Having a difficult time playing clever? Try playing real. Let go of feeling robotic on stage and speaking in unnatural tones. Instead of playing a fairly convincing human, be a human. Take out the effort and play what you feel.
This workshop will focus on being truthful to your internal experience on stage. We will utilize emotional information in the breath and eyes of the performer to work from a deeper place. We will also explore ways of bringing more of yourself to the stage. With such work we can connect to the audience’s humanity rather than just their intellect.
You will use techniques that focus on:
-Playing from an unforced place.
-Breaking the habit of over-thinking and indicating.
-Connecting to your scene partner from a place that is real.
Biography
Jet Eveleth is a member of The Reckoning and recently toured in I Live Next Door To Horses, winner of the 2008 Del Award for Best Scripted Show.
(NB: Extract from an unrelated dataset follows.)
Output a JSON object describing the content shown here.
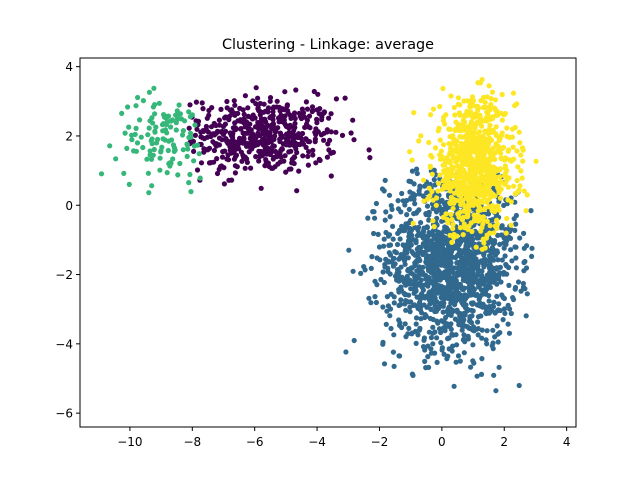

She can also be seen in Ted & Melanie, Pleasant Valley and The Armando Diaz Experience. She received her M.A. in Interdisciplinary Arts from Columbia College and is an instructor at Columbia’s Comedy Studies Program. Jet is a faculty member of The Second City Conservatory, the iO Theater and is the artistic director for the Chicago Improv Festival.
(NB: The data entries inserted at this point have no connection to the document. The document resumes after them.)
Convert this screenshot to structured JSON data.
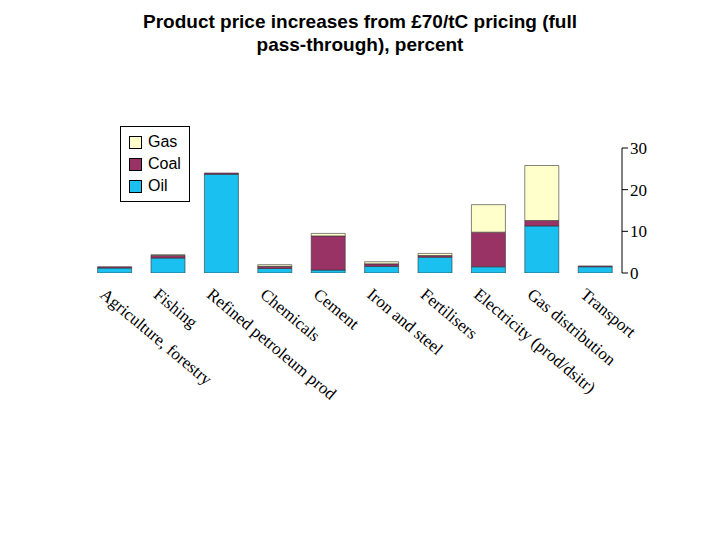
{
  "chart_data": {
    "type": "bar",
    "title": "Product price increases from £70/tC pricing (full pass-through), percent",
    "categories": [
      "Agriculture, forestry",
      "Fishing",
      "Refined petroleum prod",
      "Chemicals",
      "Cement",
      "Iron and steel",
      "Fertilisers",
      "Electricity (prod/dsitr)",
      "Gas distribution",
      "Transport"
    ],
    "series": [
      {
        "name": "Oil",
        "color": "#19c0f0",
        "values": [
          1.2,
          3.6,
          23.7,
          1.1,
          0.7,
          1.6,
          3.8,
          1.5,
          11.3,
          1.5
        ]
      },
      {
        "name": "Coal",
        "color": "#993366",
        "values": [
          0.3,
          0.6,
          0.3,
          0.5,
          8.2,
          0.6,
          0.4,
          8.3,
          1.3,
          0.2
        ]
      },
      {
        "name": "Gas",
        "color": "#ffffcc",
        "values": [
          0,
          0.2,
          0,
          0.4,
          0.6,
          0.5,
          0.5,
          6.6,
          13.2,
          0
        ]
      }
    ],
    "stacked": true,
    "ylim": [
      0,
      30
    ],
    "yticks": [
      0,
      10,
      20,
      30
    ],
    "grid": false,
    "legend": "upper left"
  }
}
“The improvised arts are created in and of the moment. If you are lucky enough to witness it, you have inspired it. The work cannot be preserved and therefore is often beyond categorization. However the forces that live in an improvised moment is inspiration at its finest. That realization of energy potential is improv’s greatest gift to the artistic world.”
Responses from participants:
“The whole workshop made me feel like TRUST (in yourself and in your team) was key. And it also made me really feel more comfortable with my body. I’ve had a total epiphany from the workshop that has moved beyond just improvisation and into how I’m living right now.”
-Merlin Works
“…is exactly what I was looking for.”
-Jennifer Ducharme
“Eveleth emphasized that improv was about choices, and gave some Zen-like insight.”